Baca Juga: Tugas Baru Manusia, Menjadi Pawang Kecerdasan Buatan
Menurut KBBI, wisuda merupakan peresmian atau pelantikan yang dilakukan dengan upacara khidmat. Sehingga, momen ini adalah momen sakral yang ditunggu oleh banyak mahasiswa sebagai tanda bahwa ia telah resmi disebut sebagai sarjana. Selain itu, filosofi toga yang berupa baju kebesaran adalah sebagai harapan bagi pemakainya agar setelah lulus bisa menjadi orang yang besar.
Ditambah dengan topi toga yang berbentuk persegi atau segi lima, mengandung arti agar para sarjana bisa berfikir dari berbagai sudut pandang yang berbeda secara rasional. Adapun pemindahan kucir dari kiri ke kanan, sebagai simbol bahwa selama menempuh masa kuliah para mahasiswa cenderung menggunakan otak kiri daripada otak kanan, yakni berkenaan dengan hardskillnya.
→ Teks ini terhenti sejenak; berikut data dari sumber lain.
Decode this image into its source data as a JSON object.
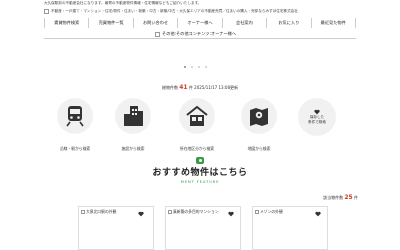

Oleh karenanya, setelah lulus para sarjana akan dihadapkan pada situasi lapangan dan pekerjaan-pekerjaan yang berhubungan dengan otak kanannya atau softskill, seperti imajinasi, kreativitas, inovasi, dan sebagainya.
Dewasa ini, wisuda menjadi heboh dan menuai pro kontra wali murid terutama bagi anaknya yang masih lulus jenjang PAUD/TK, SD, SMP, dan SMA. Alasan terkuat wali murid menolak adanya wisuda bagi anak jenjang sekolah yakni dari faktor banyaknya biaya yang harus dikeluarkan hanya untuk pakaian, riasan, dan keperluan acara. Padahal, dari sejumlah biaya tersebut bisa untuk keperluan pendidikan anak di tingkat lebih lanjut.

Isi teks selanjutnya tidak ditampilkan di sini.